Von Christiane Großmann | 01.12.2020, 13:00 Uhr

Karnevalistische Tanzsportler in Parchim beweisen auch in schweren Zeiten Teamgeist. Motivationsspritze vom Rotary-Club

Wann Dreifach-Landesmeisterin Fenja Gerlach von der Parchimer Tanzsportgarde das letzte Mal auf einer Bühne gestanden hat? Für die 13-Jährige fühlt es sich an, als seien seitdem Lichtjahre vergangen. Es war vor neun Monaten in Timmendorfer Strand bei den Norddeutschen Meisterschaften im karnevalistischen Tanzsport. Die Parchimer Teilnehmer schafften es gleich in mehreren Kategorien aufs Siegerpodest. Der Wettbewerb konnte gerade noch so vor dem ersten Lockdown stattfinden.
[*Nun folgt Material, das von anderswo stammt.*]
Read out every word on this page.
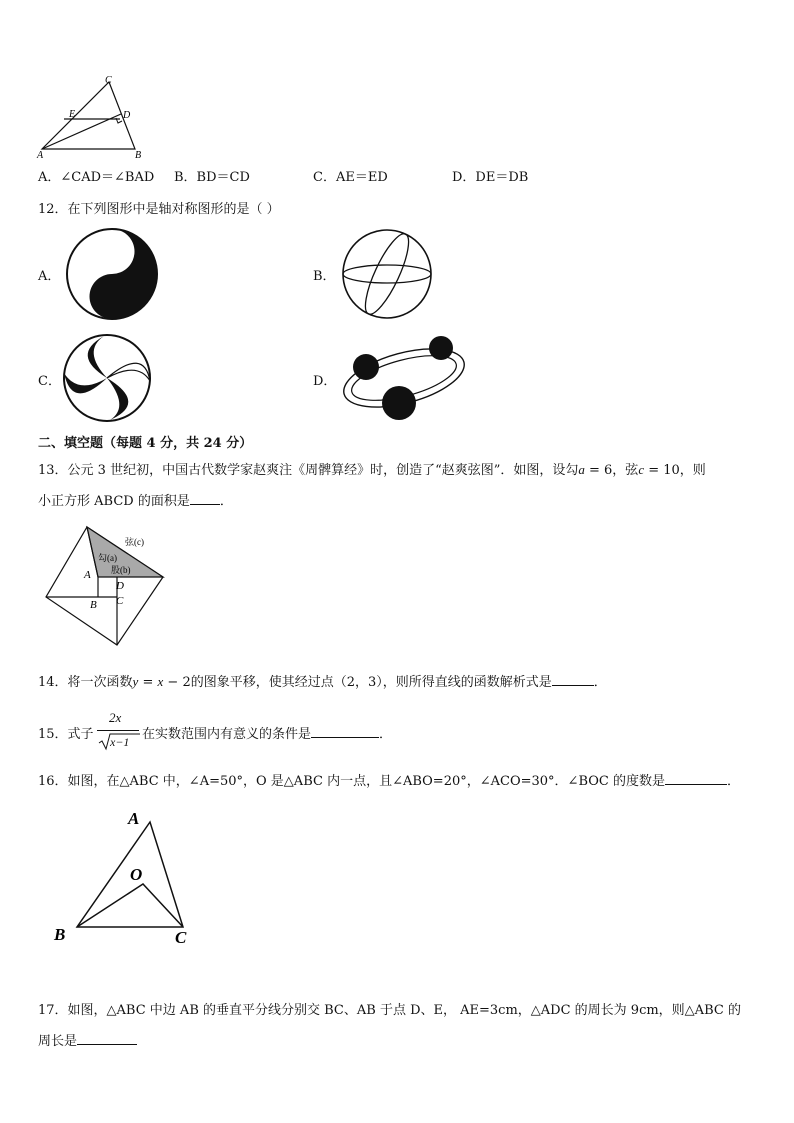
C
E	D
A	B
A．∠CAD＝∠BAD B．BD＝CD	C．AE＝ED	D．DE＝DB
12．在下列图形中是轴对称图形的是（ ）
A．	B．
C．	D．
二、填空题（每题 4 分，共 24 分）
13．公元 3 世纪初，中国古代数学家赵爽注《周髀算经》时，创造了“赵爽弦图”．如图，设勾a = 6，弦c = 10，则
小正方形 ABCD 的面积是 ．
弦(c)
勾(a)
股(b)
A
D
B C
14．将一次函数y = x − 2的图象平移，使其经过点（2，3），则所得直线的函数解析式是	．
15．式子
2x
x−1 在实数范围内有意义的条件是	．
16．如图，在△ABC 中，∠A=50°，O 是△ABC 内一点，且∠ABO=20°，∠ACO=30°．∠BOC 的度数是	．
A
O
B	C
17．如图，△ABC 中边 AB 的垂直平分线分别交 BC、AB 于点 D、E， AE=3cm，△ADC 的周长为 9cm，则△ABC 的
周长是
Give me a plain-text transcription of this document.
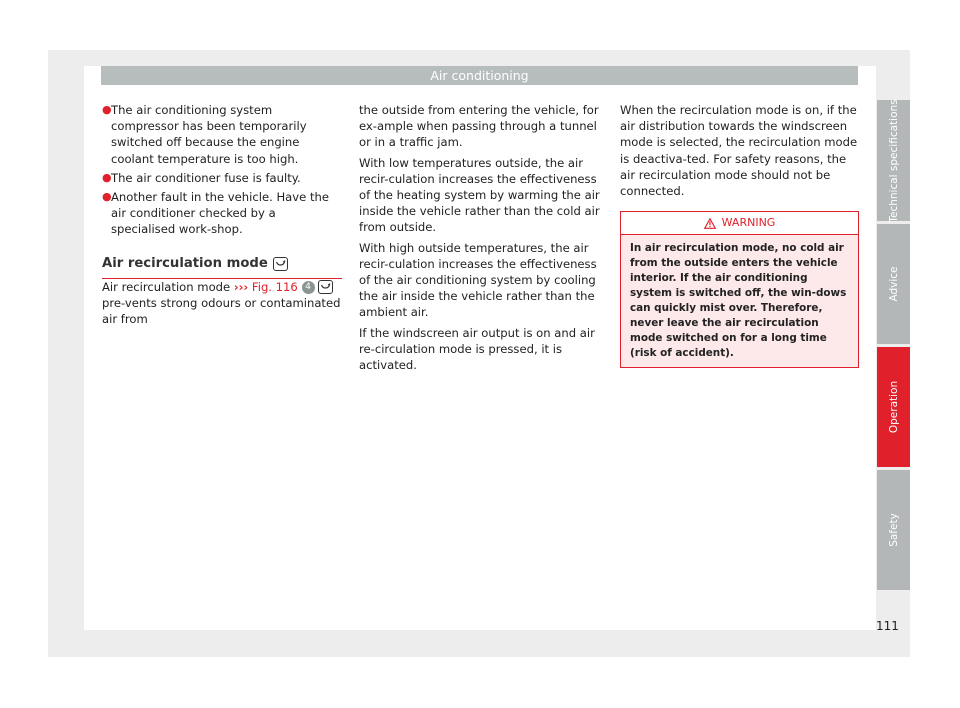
Air conditioning
● The air conditioning system compressor has been temporarily switched off because the engine coolant temperature is too high.
● The air conditioner fuse is faulty.
● Another fault in the vehicle. Have the air conditioner checked by a specialised work-shop.
Air recirculation mode

Air recirculation mode ››› Fig. 116 4
pre-vents strong odours or contaminated air from

the outside from entering the vehicle, for ex-ample when passing through a tunnel or in a traffic jam.

With low temperatures outside, the air recir-culation increases the effectiveness of the heating system by warming the air inside the vehicle rather than the cold air from outside.

With high outside temperatures, the air recir-culation increases the effectiveness of the air conditioning system by cooling the air inside the vehicle rather than the ambient air.

If the windscreen air output is on and air re-circulation mode is pressed, it is activated.

When the recirculation mode is on, if the air distribution towards the windscreen mode is selected, the recirculation mode is deactiva-ted. For safety reasons, the air recirculation mode should not be connected.

WARNING
In air recirculation mode, no cold air from the outside enters the vehicle interior. If the air conditioning system is switched off, the win-dows can quickly mist over. Therefore, never leave the air recirculation mode switched on for a long time (risk of accident).
Technical specifications
Advice
Operation
Safety
111
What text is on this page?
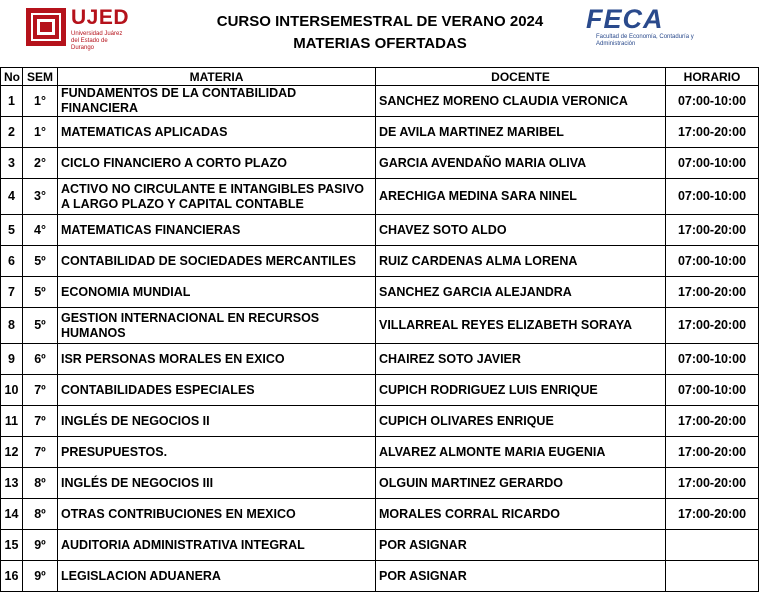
UJED
Universidad Juárez del Estado de Durango
CURSO INTERSEMESTRAL DE VERANO 2024
MATERIAS OFERTADAS
FECA
Facultad de Economía, Contaduría y Administración
No	SEM	MATERIA	DOCENTE	HORARIO
1	1°	FUNDAMENTOS DE LA CONTABILIDAD FINANCIERA	SANCHEZ MORENO CLAUDIA VERONICA	07:00-10:00
2	1°	MATEMATICAS APLICADAS	DE AVILA MARTINEZ MARIBEL	17:00-20:00
3	2°	CICLO FINANCIERO A CORTO PLAZO	GARCIA AVENDAÑO MARIA OLIVA	07:00-10:00
4	3°	ACTIVO NO CIRCULANTE E INTANGIBLES PASIVO A LARGO PLAZO Y CAPITAL CONTABLE	ARECHIGA MEDINA SARA NINEL	07:00-10:00
5	4°	MATEMATICAS FINANCIERAS	CHAVEZ SOTO ALDO	17:00-20:00
6	5º	CONTABILIDAD DE SOCIEDADES MERCANTILES	RUIZ CARDENAS ALMA LORENA	07:00-10:00
7	5º	ECONOMIA MUNDIAL	SANCHEZ GARCIA ALEJANDRA	17:00-20:00
8	5º	GESTION INTERNACIONAL EN RECURSOS HUMANOS	VILLARREAL REYES ELIZABETH SORAYA	17:00-20:00
9	6º	ISR PERSONAS MORALES EN EXICO	CHAIREZ SOTO JAVIER	07:00-10:00
10	7º	CONTABILIDADES ESPECIALES	CUPICH RODRIGUEZ LUIS ENRIQUE	07:00-10:00
11	7º	INGLÉS DE NEGOCIOS II	CUPICH OLIVARES ENRIQUE	17:00-20:00
12	7º	PRESUPUESTOS.	ALVAREZ ALMONTE MARIA EUGENIA	17:00-20:00
13	8º	INGLÉS DE NEGOCIOS III	OLGUIN MARTINEZ GERARDO	17:00-20:00
14	8º	OTRAS CONTRIBUCIONES EN MEXICO	MORALES CORRAL RICARDO	17:00-20:00
15	9º	AUDITORIA ADMINISTRATIVA INTEGRAL	POR ASIGNAR	
16	9º	LEGISLACION ADUANERA	POR ASIGNAR	
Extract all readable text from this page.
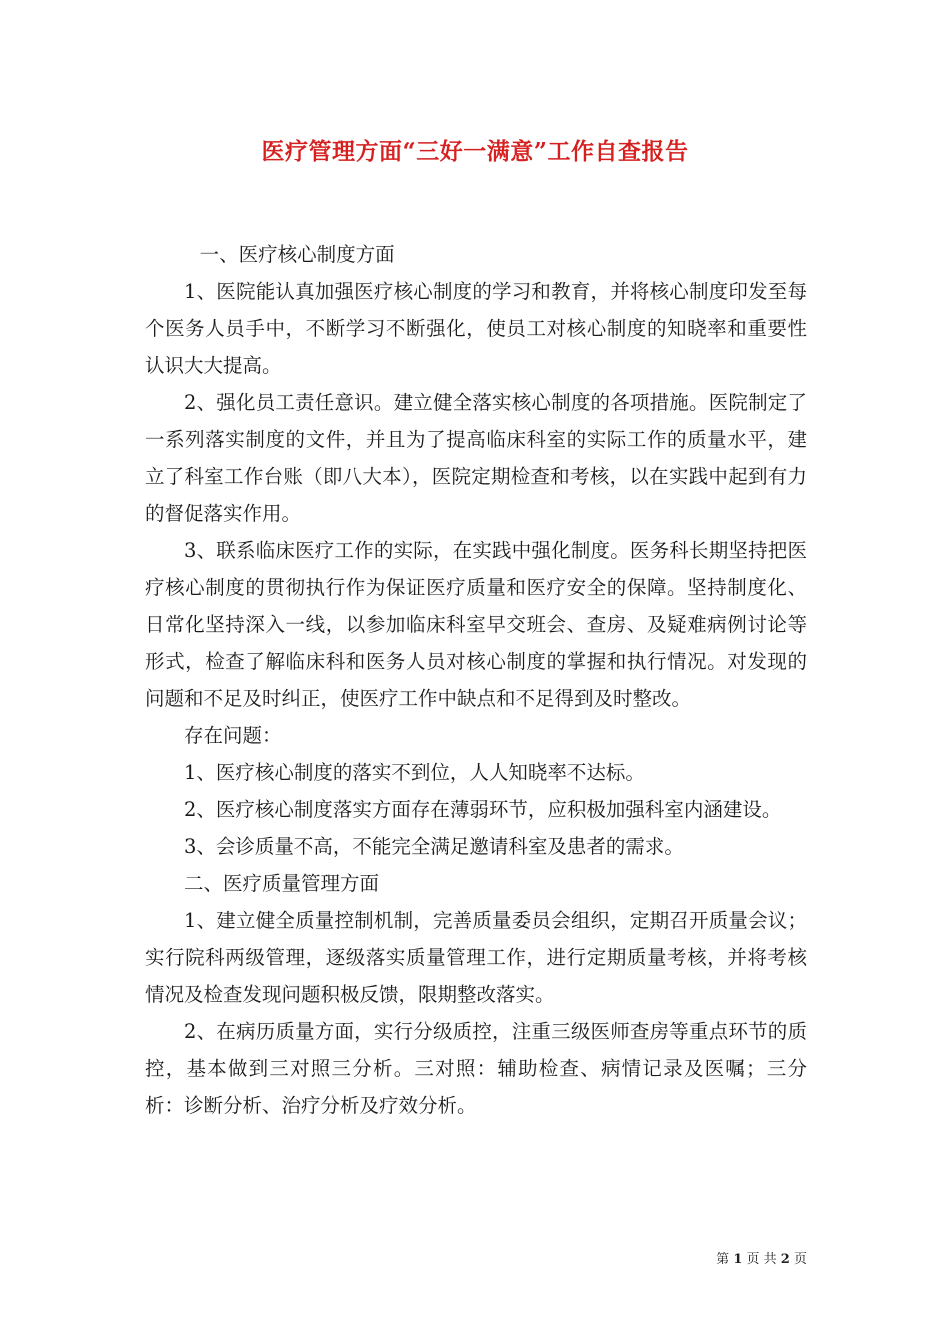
医疗管理方面“三好一满意”工作自查报告

一、医疗核心制度方面

1、医院能认真加强医疗核心制度的学习和教育，并将核心制度印发至每个医务人员手中，不断学习不断强化，使员工对核心制度的知晓率和重要性认识大大提高。

2、强化员工责任意识。建立健全落实核心制度的各项措施。医院制定了一系列落实制度的文件，并且为了提高临床科室的实际工作的质量水平，建立了科室工作台账（即八大本），医院定期检查和考核，以在实践中起到有力的督促落实作用。

3、联系临床医疗工作的实际，在实践中强化制度。医务科长期坚持把医疗核心制度的贯彻执行作为保证医疗质量和医疗安全的保障。坚持制度化、日常化坚持深入一线，以参加临床科室早交班会、查房、及疑难病例讨论等形式，检查了解临床科和医务人员对核心制度的掌握和执行情况。对发现的问题和不足及时纠正，使医疗工作中缺点和不足得到及时整改。

存在问题：

1、医疗核心制度的落实不到位，人人知晓率不达标。

2、医疗核心制度落实方面存在薄弱环节，应积极加强科室内涵建设。

3、会诊质量不高，不能完全满足邀请科室及患者的需求。

二、医疗质量管理方面

1、建立健全质量控制机制，完善质量委员会组织，定期召开质量会议；实行院科两级管理，逐级落实质量管理工作，进行定期质量考核，并将考核情况及检查发现问题积极反馈，限期整改落实。

2、在病历质量方面，实行分级质控，注重三级医师查房等重点环节的质控，基本做到三对照三分析。三对照：辅助检查、病情记录及医嘱；三分析：诊断分析、治疗分析及疗效分析。

第 1 页 共 2 页
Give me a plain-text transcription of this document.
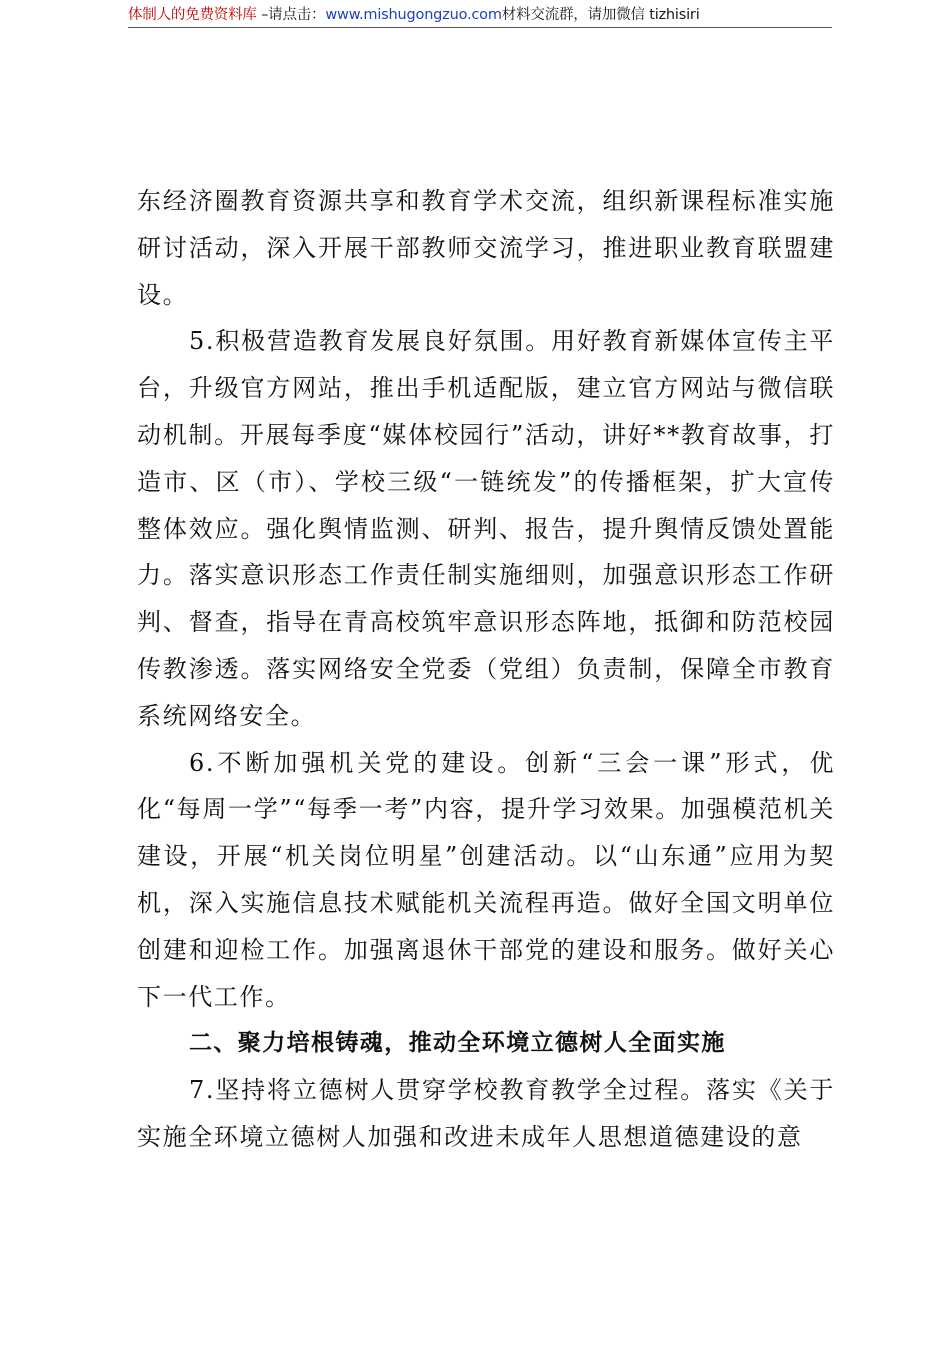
体制人的免费资料库 –请点击：www.mishugongzuo.com材料交流群，请加微信 tizhisiri

东经济圈教育资源共享和教育学术交流，组织新课程标准实施研讨活动，深入开展干部教师交流学习，推进职业教育联盟建设。

5.积极营造教育发展良好氛围。用好教育新媒体宣传主平台，升级官方网站，推出手机适配版，建立官方网站与微信联动机制。开展每季度“媒体校园行”活动，讲好**教育故事，打造市、区（市）、学校三级“一链统发”的传播框架，扩大宣传整体效应。强化舆情监测、研判、报告，提升舆情反馈处置能力。落实意识形态工作责任制实施细则，加强意识形态工作研判、督查，指导在青高校筑牢意识形态阵地，抵御和防范校园传教渗透。落实网络安全党委（党组）负责制，保障全市教育系统网络安全。

6.不断加强机关党的建设。创新“三会一课”形式，优化“每周一学”“每季一考”内容，提升学习效果。加强模范机关建设，开展“机关岗位明星”创建活动。以“山东通”应用为契机，深入实施信息技术赋能机关流程再造。做好全国文明单位创建和迎检工作。加强离退休干部党的建设和服务。做好关心下一代工作。

二、聚力培根铸魂，推动全环境立德树人全面实施

7.坚持将立德树人贯穿学校教育教学全过程。落实《关于实施全环境立德树人加强和改进未成年人思想道德建设的意
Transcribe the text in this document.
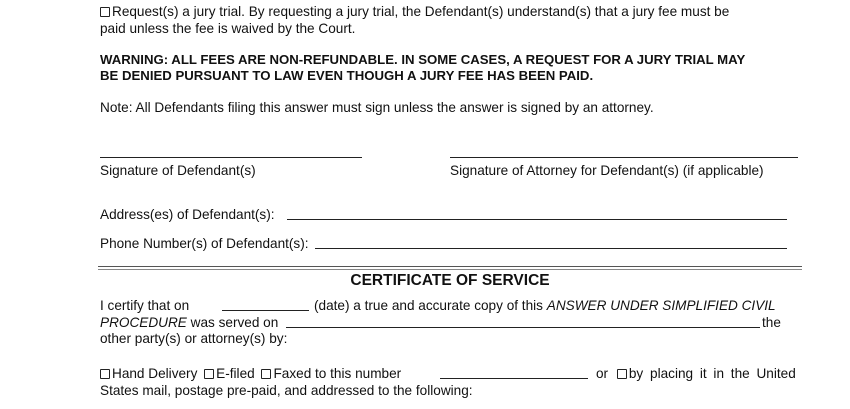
Request(s) a jury trial. By requesting a jury trial, the Defendant(s) understand(s) that a jury fee must be
paid unless the fee is waived by the Court.
WARNING: ALL FEES ARE NON-REFUNDABLE. IN SOME CASES, A REQUEST FOR A JURY TRIAL MAY
BE DENIED PURSUANT TO LAW EVEN THOUGH A JURY FEE HAS BEEN PAID.
Note: All Defendants filing this answer must sign unless the answer is signed by an attorney.
Signature of Defendant(s)	Signature of Attorney for Defendant(s) (if applicable)
Address(es) of Defendant(s):
Phone Number(s) of Defendant(s):
CERTIFICATE OF SERVICE
I certify that on	(date) a true and accurate copy of this ANSWER UNDER SIMPLIFIED CIVIL
PROCEDURE was served on	the
other party(s) or attorney(s) by:
Hand Delivery E-filed Faxed to this number	or by placing it in the United
States mail, postage pre-paid, and addressed to the following:
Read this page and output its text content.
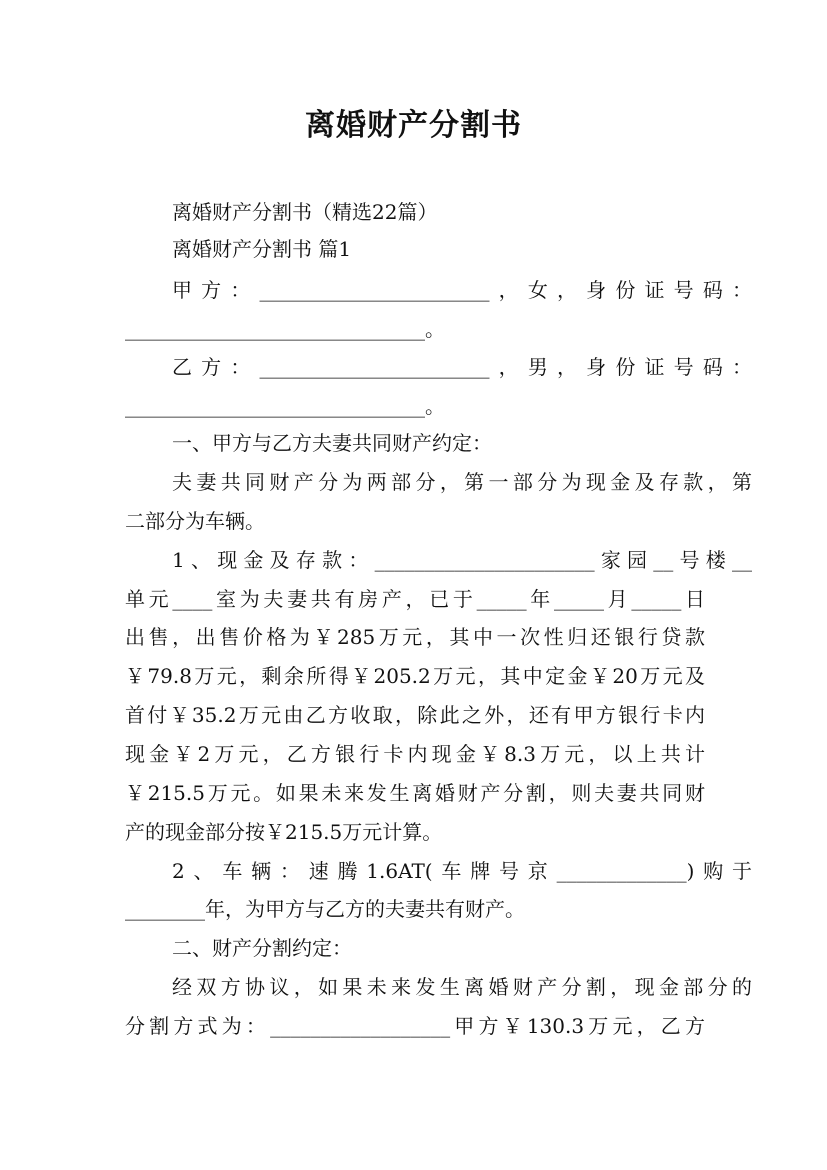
离婚财产分割书
离婚财产分割书（精选22篇）
离婚财产分割书 篇1
甲方：_______________________，女，身份证号码：
______________________________。
乙方：_______________________，男，身份证号码：
______________________________。
一、甲方与乙方夫妻共同财产约定：
夫妻共同财产分为两部分，第一部分为现金及存款，第
二部分为车辆。
1、现金及存款：______________________家园__号楼__
单元____室为夫妻共有房产，已于_____年_____月_____日
出售，出售价格为￥285万元，其中一次性归还银行贷款
￥79.8万元，剩余所得￥205.2万元，其中定金￥20万元及
首付￥35.2万元由乙方收取，除此之外，还有甲方银行卡内
现金￥2万元，乙方银行卡内现金￥8.3万元，以上共计
￥215.5万元。如果未来发生离婚财产分割，则夫妻共同财
产的现金部分按￥215.5万元计算。
2、车辆：速腾1.6AT(车牌号京_____________)购于
________年，为甲方与乙方的夫妻共有财产。
二、财产分割约定：
经双方协议，如果未来发生离婚财产分割，现金部分的
分割方式为：__________________甲方￥130.3万元，乙方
„In unserem Heimatland Mecklenburg-Vorpommern hatten wir in diesem Jahr keinen einzigen Auftritt“, bedauert Ingolf Ehrhardt, Leiter der Tanzsportabteilung beim SV Einheit 46. Die vom Parchimer Verein organisierte Landesmeisterschaft in Demen musste genauso abgeblasen werden, wie die für den 14. November geplante Karnevalsrevue in der Kreisstadt.

Auch das Training ruht schon wieder seit Wochen. Anders als in anderen Landkreisen war bis zu Beginn dieser Woche in Ludwigslust-Parchim der Freizeit- und Vereinssport ebenfalls für die unter 18-Jährigen untersagt, unabhängig davon, ob er in der Halle oder im Freien stattfindet.

Ingolf Ehrhardt hofft inständig, dass der Übungsbetrieb noch vor Weihnachten wieder aufgenommen werden kann. Am Dienstag wollte er zunächst Kontakt zur Stadt aufnehmen, wann die Hallen wieder zur Verfügung stehen und sich mit den Trainern besprechen, wie alles behutsam hochgefahren werden kann. Solange wird Fenja zu Hause weiterhin im stillen Kämmerlein ihre Dehnübungen machen.

Überbrückt wurde die Zwangspause außerdem mit Online-Trainingsangeboten. „Aber das ersetzt nicht das normale Training“, gibt Lilly Holstein zu bedenken. Die 18-Jährige hat sich seit mittlerweile sieben Jahren dem karnevalistischen Tanzsport verschrieben, einer Sportart, die für Gemeinschaft steht und wahrlich nicht für Einzelkämpfer gemacht ist.

Froh ist Ingolf Ehrhardt, dass die Abteilung unter dem Dach des ältesten Parchimer Sportvereins gerade in diesen harten Monaten ihre Mitgliederzahl konstant halten konnte: Tänzer, Trainer, Fördermitglieder – alles in allem zählt die Abteilung Tanzsportgarde 87 Mitglieder.

Die ersten Pläne für 2021

Traut man sich in so einer Situation überhaupt, Pläne für das neue Jahr zu schmieden? „Das müssen wir sogar“, unterstreicht Ingolf Ehrhardt. Die ersten Fördermittelanträge hat er längst geschrieben. „Was nachher machbar ist, steht auf einem anderen Blatt. Aber wir wollen vorbereitet sein“, sagt Ehrhardt, der nicht nur Abteilungsleiter der Tanzsportgarde ist, sondern auch Vorsitzender des Trägervereins.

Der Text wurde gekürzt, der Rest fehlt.